Published online by Cambridge University Press: 27 March 2010
Introduction
As noted at the beginning of Chapter 2, we have considered it necessary to engage in “ideal theory” in order to establish the analytical foundations for the book's whole enterprise. We make no apologies for the use of the highly stylized, grossly simplified, and extremely abstracted models that have informed the preceding four chapters. We have sought to secure a generalized understanding of the generality principle before plunging into the complexities that any effort at application must introduce.
With Chapter 6, however, we move, perhaps abruptly, beyond reductionist exercises. In this and the following chapters in Part Three, we discuss familiar subject matters: externality, regulation, taxation, deficits, public goods, transfers, social insurance, and federalism. These policy-relevant categories of modern political economy offer the menu for application of the normative analysis of Part Two.

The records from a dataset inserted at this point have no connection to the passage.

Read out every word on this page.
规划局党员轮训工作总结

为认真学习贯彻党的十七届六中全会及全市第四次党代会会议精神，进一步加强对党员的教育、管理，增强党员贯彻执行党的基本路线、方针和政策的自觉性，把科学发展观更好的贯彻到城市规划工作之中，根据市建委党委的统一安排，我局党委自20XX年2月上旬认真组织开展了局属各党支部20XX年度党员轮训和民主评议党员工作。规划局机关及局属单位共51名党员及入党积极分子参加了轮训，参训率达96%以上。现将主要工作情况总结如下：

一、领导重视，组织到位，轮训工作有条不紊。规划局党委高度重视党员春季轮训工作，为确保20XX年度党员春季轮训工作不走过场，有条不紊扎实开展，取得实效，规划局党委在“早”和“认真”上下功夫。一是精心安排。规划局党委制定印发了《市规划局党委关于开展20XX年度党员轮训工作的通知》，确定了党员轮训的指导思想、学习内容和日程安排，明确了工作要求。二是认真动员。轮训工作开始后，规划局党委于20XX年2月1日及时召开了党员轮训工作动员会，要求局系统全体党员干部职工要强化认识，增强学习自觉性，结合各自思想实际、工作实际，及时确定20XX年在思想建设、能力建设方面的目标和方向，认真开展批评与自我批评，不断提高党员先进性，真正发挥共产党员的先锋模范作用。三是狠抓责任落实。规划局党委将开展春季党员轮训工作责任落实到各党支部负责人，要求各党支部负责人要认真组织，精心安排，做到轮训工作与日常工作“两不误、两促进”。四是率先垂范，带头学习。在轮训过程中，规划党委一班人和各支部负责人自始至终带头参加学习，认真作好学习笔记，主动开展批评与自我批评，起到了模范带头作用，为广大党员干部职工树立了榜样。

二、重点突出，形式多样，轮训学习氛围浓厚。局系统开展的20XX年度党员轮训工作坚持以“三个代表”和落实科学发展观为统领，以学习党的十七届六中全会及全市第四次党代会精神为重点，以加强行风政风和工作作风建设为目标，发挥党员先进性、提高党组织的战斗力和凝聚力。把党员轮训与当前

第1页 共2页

As the separate treatments will make clear, difficulties emerge in each case if we expect application of the generality norm to yield clear and unambiguous directions for specific constitutional change. As we note on several occasions, however, generality or nondiscrimination can offer criteria that allow proposed or observed political actions to be evaluated positively or negatively, without any satisfactory definitional determination of some idealized end point for politics. Recall that our subtitle is “Toward Nondiscriminatory Democracy.”